Peace, Love, and Rage finds its perfect villain in show promoter John Scher. Both in archival footage and in newly recorded interviews, he belligerently refuses to accept any responsibility for how badly the event went. He blames the violence on "knuckleheads," the sexual assaults on the women themselves, and the media for the festival's negative reputation. Every time he opens his mouth, he puts his foot squarely into it. Various attendees share their first-hand accounts, and artists like Moby, Jewel, the Offspring, Creed's Scott Stapp and Korn's Jonathan Davis tell their own stories of the festival's bad vibes and scary atmosphere.
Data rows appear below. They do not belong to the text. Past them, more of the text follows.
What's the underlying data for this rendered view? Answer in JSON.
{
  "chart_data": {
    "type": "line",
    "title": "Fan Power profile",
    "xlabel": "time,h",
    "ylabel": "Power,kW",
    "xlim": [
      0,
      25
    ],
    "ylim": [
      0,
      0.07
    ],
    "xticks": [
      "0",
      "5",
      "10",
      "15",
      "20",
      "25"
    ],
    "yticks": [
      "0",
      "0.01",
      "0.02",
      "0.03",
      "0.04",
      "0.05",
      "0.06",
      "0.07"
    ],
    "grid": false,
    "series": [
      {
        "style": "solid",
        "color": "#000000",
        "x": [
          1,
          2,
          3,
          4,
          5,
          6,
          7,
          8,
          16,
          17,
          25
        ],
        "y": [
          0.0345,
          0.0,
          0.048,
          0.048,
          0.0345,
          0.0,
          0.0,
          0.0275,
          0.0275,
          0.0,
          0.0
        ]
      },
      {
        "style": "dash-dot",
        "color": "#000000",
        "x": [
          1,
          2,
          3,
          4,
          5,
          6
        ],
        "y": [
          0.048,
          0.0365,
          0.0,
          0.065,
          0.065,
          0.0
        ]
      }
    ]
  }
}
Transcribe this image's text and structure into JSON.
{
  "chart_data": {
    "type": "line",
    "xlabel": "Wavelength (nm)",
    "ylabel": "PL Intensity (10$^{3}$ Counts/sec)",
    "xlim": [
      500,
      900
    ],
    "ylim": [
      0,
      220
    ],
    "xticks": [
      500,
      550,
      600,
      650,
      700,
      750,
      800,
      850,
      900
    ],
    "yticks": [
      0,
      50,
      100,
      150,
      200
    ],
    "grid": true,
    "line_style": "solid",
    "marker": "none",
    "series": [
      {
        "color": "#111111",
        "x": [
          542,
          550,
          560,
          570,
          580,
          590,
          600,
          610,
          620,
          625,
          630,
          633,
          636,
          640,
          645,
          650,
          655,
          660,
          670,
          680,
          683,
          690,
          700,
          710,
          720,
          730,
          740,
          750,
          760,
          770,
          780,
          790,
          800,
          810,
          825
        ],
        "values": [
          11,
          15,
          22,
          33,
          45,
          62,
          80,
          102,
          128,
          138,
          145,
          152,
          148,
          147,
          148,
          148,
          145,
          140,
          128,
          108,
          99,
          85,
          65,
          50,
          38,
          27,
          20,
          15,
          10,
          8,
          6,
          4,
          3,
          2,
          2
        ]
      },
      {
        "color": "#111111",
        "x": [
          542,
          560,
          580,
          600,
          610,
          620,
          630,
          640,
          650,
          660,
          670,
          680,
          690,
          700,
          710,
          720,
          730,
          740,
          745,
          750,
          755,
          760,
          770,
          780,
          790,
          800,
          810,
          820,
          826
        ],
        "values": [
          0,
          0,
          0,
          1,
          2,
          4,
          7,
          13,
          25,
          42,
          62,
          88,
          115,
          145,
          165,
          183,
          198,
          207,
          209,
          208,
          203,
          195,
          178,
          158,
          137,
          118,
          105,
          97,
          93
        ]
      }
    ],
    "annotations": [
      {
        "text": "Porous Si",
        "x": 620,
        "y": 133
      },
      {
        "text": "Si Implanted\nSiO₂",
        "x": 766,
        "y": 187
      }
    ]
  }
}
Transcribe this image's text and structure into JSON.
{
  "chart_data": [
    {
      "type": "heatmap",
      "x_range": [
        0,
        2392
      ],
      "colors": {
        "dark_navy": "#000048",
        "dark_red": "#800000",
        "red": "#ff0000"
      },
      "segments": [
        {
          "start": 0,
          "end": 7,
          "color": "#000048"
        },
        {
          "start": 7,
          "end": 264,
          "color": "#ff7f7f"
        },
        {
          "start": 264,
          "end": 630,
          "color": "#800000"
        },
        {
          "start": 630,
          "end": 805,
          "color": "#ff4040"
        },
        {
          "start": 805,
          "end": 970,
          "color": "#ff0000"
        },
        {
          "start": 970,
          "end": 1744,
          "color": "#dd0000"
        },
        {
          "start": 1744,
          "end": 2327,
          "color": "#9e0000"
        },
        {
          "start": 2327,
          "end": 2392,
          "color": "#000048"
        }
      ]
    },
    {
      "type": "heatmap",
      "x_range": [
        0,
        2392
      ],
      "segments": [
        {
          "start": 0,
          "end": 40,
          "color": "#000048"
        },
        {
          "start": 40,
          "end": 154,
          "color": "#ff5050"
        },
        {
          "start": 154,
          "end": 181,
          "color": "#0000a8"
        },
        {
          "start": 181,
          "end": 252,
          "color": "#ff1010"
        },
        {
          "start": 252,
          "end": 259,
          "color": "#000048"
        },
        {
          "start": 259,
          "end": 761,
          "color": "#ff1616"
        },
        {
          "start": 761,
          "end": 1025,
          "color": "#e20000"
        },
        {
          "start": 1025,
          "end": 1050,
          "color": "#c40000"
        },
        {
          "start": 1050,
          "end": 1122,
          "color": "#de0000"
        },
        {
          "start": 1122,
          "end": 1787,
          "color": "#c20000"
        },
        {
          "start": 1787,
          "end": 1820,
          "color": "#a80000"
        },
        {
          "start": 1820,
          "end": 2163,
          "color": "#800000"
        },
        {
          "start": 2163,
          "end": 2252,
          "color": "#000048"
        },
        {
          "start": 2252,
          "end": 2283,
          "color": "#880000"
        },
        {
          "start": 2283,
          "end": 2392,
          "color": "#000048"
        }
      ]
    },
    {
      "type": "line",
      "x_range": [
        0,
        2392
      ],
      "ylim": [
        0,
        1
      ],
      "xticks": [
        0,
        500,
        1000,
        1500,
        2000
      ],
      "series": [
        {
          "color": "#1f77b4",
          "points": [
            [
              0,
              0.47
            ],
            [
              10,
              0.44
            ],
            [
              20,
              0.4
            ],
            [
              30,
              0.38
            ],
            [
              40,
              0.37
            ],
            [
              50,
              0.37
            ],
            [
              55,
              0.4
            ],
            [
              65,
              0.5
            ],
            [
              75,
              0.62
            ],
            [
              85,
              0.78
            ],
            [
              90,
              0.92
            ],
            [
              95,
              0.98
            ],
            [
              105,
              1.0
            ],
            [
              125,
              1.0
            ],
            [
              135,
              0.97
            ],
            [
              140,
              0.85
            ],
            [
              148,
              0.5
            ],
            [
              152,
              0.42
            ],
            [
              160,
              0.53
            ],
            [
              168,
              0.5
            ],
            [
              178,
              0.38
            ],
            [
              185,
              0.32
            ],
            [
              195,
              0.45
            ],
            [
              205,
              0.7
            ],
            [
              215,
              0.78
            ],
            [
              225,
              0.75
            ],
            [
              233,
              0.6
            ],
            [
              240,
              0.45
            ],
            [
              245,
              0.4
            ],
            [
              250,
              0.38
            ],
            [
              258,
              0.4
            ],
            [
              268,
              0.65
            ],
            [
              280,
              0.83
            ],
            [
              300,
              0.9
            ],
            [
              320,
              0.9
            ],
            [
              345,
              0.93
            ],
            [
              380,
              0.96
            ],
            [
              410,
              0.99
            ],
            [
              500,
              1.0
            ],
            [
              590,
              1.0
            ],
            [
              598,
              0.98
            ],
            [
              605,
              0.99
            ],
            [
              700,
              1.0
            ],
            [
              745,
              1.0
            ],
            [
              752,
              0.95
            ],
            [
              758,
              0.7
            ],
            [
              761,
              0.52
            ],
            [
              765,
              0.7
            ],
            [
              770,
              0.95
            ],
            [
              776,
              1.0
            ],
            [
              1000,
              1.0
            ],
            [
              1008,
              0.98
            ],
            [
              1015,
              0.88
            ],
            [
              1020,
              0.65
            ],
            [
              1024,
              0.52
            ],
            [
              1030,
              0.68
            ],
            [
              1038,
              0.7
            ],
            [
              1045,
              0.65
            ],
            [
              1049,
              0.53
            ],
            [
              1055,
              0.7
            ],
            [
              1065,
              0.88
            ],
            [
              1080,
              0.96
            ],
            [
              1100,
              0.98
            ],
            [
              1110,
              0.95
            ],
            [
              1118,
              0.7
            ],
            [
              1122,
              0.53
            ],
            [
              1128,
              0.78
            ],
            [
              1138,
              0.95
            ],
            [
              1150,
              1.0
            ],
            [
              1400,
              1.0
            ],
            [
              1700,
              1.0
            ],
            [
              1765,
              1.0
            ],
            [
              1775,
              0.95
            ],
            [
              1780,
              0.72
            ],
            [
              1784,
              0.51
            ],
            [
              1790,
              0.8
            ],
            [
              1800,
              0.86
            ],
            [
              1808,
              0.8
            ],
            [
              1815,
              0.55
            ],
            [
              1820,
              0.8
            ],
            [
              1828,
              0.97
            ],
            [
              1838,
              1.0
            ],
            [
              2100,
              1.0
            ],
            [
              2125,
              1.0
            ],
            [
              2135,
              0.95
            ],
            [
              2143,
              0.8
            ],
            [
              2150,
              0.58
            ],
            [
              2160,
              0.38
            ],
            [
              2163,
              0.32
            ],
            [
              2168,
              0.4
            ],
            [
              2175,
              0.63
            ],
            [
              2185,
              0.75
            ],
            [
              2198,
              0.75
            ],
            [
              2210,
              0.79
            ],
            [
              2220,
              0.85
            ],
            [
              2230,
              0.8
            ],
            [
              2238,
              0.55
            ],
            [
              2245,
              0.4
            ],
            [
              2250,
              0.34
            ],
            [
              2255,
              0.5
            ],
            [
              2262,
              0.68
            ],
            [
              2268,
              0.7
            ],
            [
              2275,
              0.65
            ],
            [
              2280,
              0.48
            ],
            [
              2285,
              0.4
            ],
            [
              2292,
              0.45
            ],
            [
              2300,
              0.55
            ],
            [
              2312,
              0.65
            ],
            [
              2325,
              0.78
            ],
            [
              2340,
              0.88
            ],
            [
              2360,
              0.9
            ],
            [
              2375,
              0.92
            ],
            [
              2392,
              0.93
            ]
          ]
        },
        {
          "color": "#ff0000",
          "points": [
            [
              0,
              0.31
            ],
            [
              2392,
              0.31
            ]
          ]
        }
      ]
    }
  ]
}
The question that remains hanging over everything is: why exactly were the '90s such an angry, aggressive time in American culture? The film proposes a few answers, some of them convincing (feeling disenfranchised by capitalism, an unchecked sense of white male privilege) and some of them less so (Y2K anxiety, ire towards boybands and MTV in the aftermath of Kurt Cobain's death). The film can't seem to quite decide whether the bands are perpetrators or bystanders in the whole mess, leaving Peace, Love, and Rage as a film without a perspective. It's more about gawking at the chaos rather than trying to understand it.

But even if the film doesn't have quite enough insight into the depravity it depicts, it's still a grim reminder of the ugly behaviour that was condoned — and even celebrated — around the turn of the millennium.